Il gruppo ha avviato la propria attività di proselitismo, partecipando ad un incontro organizzato dal centro antiviolenza Pandora, presentando Artemisia Gentileschi, pittrice del Seicento di scuola caravaggesca. Il vero e proprio esordio però risale a questi giorni di dicembre, quando Prometeo si è presentata alla cittadinanza nel corso di un incontro organizzato all’auditorium Don Tonino Bello. L’evento si è incentrato sul dibattito sui bisogni culturali e su temi di grande attualità, come la sessualità/identità di genere e la violenza. Ilaria in particolare, ha analizzato la figura della poetessa Saffo attraverso un’interpretazione non scolastica, e in realtà accattivante e a tratti persino divertente, evitando di ricadere in luoghi comuni e in discorsi banali. “So perché mi guardate in questo modo – afferma mentre introduce il personaggio -: Saffo era lesbica ed infatti veniva da Lesbo. Adesso racconterò un aneddoto per tutti i maschietti, che probabilmente prenderanno un volo per Lesbo. Anacreonte ci racconta che le donne di Lesbo erano particolarmente abili nella pratica del sesso orale. Prendiamo per vera questa notizia, parlandone senza pudore e sdoganando anche temi di questo tipo”.
Ilaria prosegue con la motivazione che l’ha portata a scegliere l’argomento: “Quelli di Saffo sono i primi versi scritti realmente da una donna che possiamo leggere”. Il momento di riflessione si chiude con la lettura di alcuni frammenti in cui, spiega, “emerge la voce di una donna che sottolinea come il valore supremo sia quello dell’amore e non più quello della forza, della guerra e delle armi”. Il pubblico, seppur non molto numeroso, appare interessato ed abbastanza coinvolto. La “scatola fabbrica idee” messa a disposizione dei presenti, si riempie rapidamente di una serie di biglietti con la descrizione di svariati progetti, dalla conoscenza e rivalutazione del territorio, a cineforum, laboratori e mostre.

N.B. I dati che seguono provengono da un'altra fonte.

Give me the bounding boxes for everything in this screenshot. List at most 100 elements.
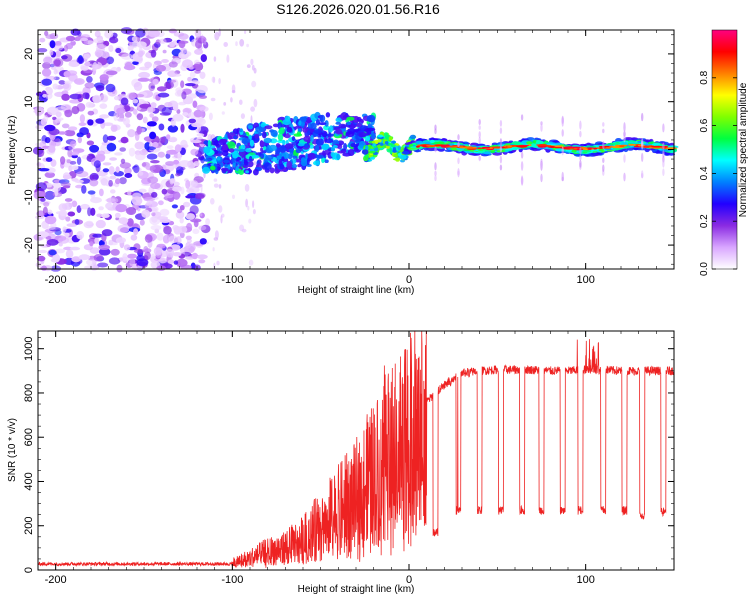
- heatmap-cell: [252, 200, 255, 208]
- heatmap-cell: [114, 152, 123, 156]
- x-tick-label: 100: [576, 274, 594, 286]
- heatmap-cell: [427, 147, 436, 151]
- heatmap-cell: [68, 165, 73, 172]
- y-tick-label: 800: [23, 384, 35, 402]
- heatmap-cell: [168, 61, 178, 68]
- heatmap-cell: [198, 95, 207, 99]
- heatmap-cell: [214, 140, 220, 147]
- x-tick-label: -200: [45, 274, 67, 286]
- heatmap-cell: [248, 259, 254, 266]
- heatmap-cell: [208, 112, 213, 121]
- heatmap-cell: [587, 148, 592, 150]
- heatmap-cell: [136, 102, 142, 111]
- heatmap-cell: [392, 140, 396, 145]
- heatmap-cell: [108, 257, 121, 265]
- heatmap-cell: [149, 131, 157, 140]
- heatmap-cell: [302, 127, 308, 133]
- heatmap-cell: [540, 161, 543, 167]
- heatmap-cell: [384, 141, 389, 145]
- heatmap-cell: [226, 141, 236, 150]
- heatmap-cell: [429, 139, 435, 143]
- heatmap-cell: [79, 114, 85, 123]
- heatmap-cell: [573, 147, 578, 150]
- heatmap-cell: [623, 122, 626, 133]
- heatmap-cell: [310, 134, 314, 143]
- heatmap-cell: [336, 153, 341, 161]
- heatmap-cell: [108, 179, 113, 187]
- heatmap-cell: [434, 124, 437, 131]
- heatmap-cell: [44, 171, 55, 178]
- heatmap-cell: [579, 159, 582, 168]
- snr-x-label: Height of straight line (km): [298, 584, 415, 595]
- heatmap-cell: [151, 215, 158, 223]
- heatmap-cell: [43, 201, 50, 207]
- heatmap-cell: [247, 205, 250, 211]
- heatmap-cell: [146, 121, 157, 127]
- heatmap-cell: [84, 265, 96, 270]
- heatmap-cell: [132, 61, 139, 65]
- heatmap-cell: [47, 209, 53, 215]
- heatmap-cell: [326, 133, 336, 137]
- heatmap-cell: [36, 162, 42, 167]
- heatmap-cell: [162, 49, 167, 54]
- heatmap-cell: [159, 136, 166, 144]
- heatmap-cell: [214, 31, 220, 41]
- heatmap-cell: [132, 108, 138, 115]
- heatmap-cell: [192, 228, 200, 235]
- heatmap-cell: [170, 73, 182, 77]
- heatmap-cell: [350, 143, 357, 148]
- heatmap-cell: [106, 135, 116, 141]
- heatmap-cell: [104, 29, 114, 39]
- heatmap-cell: [118, 217, 129, 225]
- heatmap-cell: [89, 174, 95, 181]
- heatmap-cell: [99, 94, 109, 103]
- heatmap-cell: [232, 194, 235, 199]
- heatmap-cell: [413, 149, 422, 153]
- heatmap-cell: [492, 152, 503, 156]
- spectrogram-x-label: Height of straight line (km): [298, 285, 415, 296]
- heatmap-cell: [286, 160, 293, 169]
- heatmap-cell: [366, 136, 370, 142]
- heatmap-cell: [127, 129, 136, 138]
- heatmap-cell: [370, 156, 375, 160]
- heatmap-cell: [321, 132, 328, 138]
- heatmap-cell: [80, 203, 90, 210]
- heatmap-cell: [200, 156, 205, 164]
- heatmap-cell: [197, 254, 208, 260]
- heatmap-cell: [101, 213, 110, 218]
- heatmap-cell: [144, 61, 153, 68]
- heatmap-cell: [89, 179, 99, 187]
- heatmap-cell: [540, 173, 543, 183]
- heatmap-cell: [157, 151, 165, 158]
- heatmap-cell: [127, 45, 134, 51]
- heatmap-cell: [193, 109, 203, 118]
- heatmap-cell: [275, 143, 281, 148]
- heatmap-cell: [110, 248, 120, 256]
- heatmap-cell: [190, 180, 199, 188]
- heatmap-cell: [281, 144, 285, 150]
- heatmap-cell: [662, 150, 665, 158]
- heatmap-cell: [366, 114, 376, 123]
- heatmap-cell: [386, 145, 390, 149]
- heatmap-cell: [142, 116, 148, 124]
- heatmap-cell: [76, 56, 85, 65]
- heatmap-cell: [42, 93, 47, 98]
- heatmap-cell: [87, 110, 95, 116]
- heatmap-cell: [549, 146, 556, 148]
- heatmap-cell: [149, 164, 161, 174]
- heatmap-cell: [82, 92, 90, 99]
- heatmap-cell: [45, 235, 52, 240]
- heatmap-cell: [119, 227, 129, 233]
- y-tick-label: 10: [23, 96, 35, 108]
- heatmap-cell: [137, 50, 144, 58]
- heatmap-cell: [102, 134, 109, 143]
- heatmap-cell: [108, 166, 115, 175]
- heatmap-cell: [164, 81, 174, 90]
- heatmap-cell: [260, 140, 265, 148]
- heatmap-cell: [169, 41, 176, 48]
- heatmap-cell: [321, 143, 329, 151]
- heatmap-cell: [263, 137, 273, 144]
- heatmap-cell: [150, 49, 157, 58]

Le quattro amiche regalano, infine, a tutti i partecipanti alcuni segnalibri di augurio con il nome dell’iniziativa ed invitano i presenti a lasciare il proprio numero di telefono e il contatto, affinché si possano realizzare altre attività. La serata si conclude con una performance live degli Hollow Echos, una band che non ama definire in maniera standardizzata il proprio genere musicale.

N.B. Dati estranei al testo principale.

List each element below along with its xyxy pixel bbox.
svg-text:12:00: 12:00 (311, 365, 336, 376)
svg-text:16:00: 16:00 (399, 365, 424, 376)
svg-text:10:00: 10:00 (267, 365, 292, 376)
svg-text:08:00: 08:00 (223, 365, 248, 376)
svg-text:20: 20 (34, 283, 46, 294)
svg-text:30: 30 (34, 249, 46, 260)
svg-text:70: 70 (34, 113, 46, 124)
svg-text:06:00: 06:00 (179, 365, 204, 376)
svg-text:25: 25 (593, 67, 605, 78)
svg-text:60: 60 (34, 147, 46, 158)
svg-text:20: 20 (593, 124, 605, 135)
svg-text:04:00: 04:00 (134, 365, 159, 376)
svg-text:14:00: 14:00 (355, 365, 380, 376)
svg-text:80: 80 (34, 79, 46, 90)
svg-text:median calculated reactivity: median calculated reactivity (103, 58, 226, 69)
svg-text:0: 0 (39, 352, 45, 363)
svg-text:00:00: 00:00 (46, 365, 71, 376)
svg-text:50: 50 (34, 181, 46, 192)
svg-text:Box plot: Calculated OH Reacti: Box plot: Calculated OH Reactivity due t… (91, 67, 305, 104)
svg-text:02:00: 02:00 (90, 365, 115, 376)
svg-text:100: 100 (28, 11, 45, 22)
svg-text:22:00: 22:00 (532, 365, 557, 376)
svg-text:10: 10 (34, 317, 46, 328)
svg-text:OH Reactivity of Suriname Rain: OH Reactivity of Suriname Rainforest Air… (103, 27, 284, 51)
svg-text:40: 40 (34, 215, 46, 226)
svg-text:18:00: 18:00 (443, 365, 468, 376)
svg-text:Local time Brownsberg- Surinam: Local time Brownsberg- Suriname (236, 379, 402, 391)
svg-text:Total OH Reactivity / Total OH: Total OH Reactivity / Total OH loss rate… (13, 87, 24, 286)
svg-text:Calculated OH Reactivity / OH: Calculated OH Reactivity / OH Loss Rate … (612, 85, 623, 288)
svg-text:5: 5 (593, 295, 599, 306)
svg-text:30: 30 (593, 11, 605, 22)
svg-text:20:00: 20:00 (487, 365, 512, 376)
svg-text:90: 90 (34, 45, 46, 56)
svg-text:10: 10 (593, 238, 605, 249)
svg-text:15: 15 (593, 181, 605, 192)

“Noi ce la stiamo mettendo tutta. E certo portare avanti il nostro progetto non sarà così facile: sappiamo bene quanto Giovinazzo sia immobile da questo punto di vista. Confidiamo tuttavia – dichiarano Ilaria, Samuela, Luigia ed Alice- in una maggiore apertura e riteniamo che, a piccoli passi, qualcosa si riuscirà a costruire”. Ancora una volta una prova di come spesso siano proprio i giovani, seppur faticando ad essere sostenuti e creduti, a costituire il futuro di un paese. D’altronde già Platone, con il mito della caverna, insegnava come l’impegno del filosofo verso i suoi simili è accolto il più delle volte con diffidenza da chi decide di rimanere nell’antro, nel buio dell’ignoranza.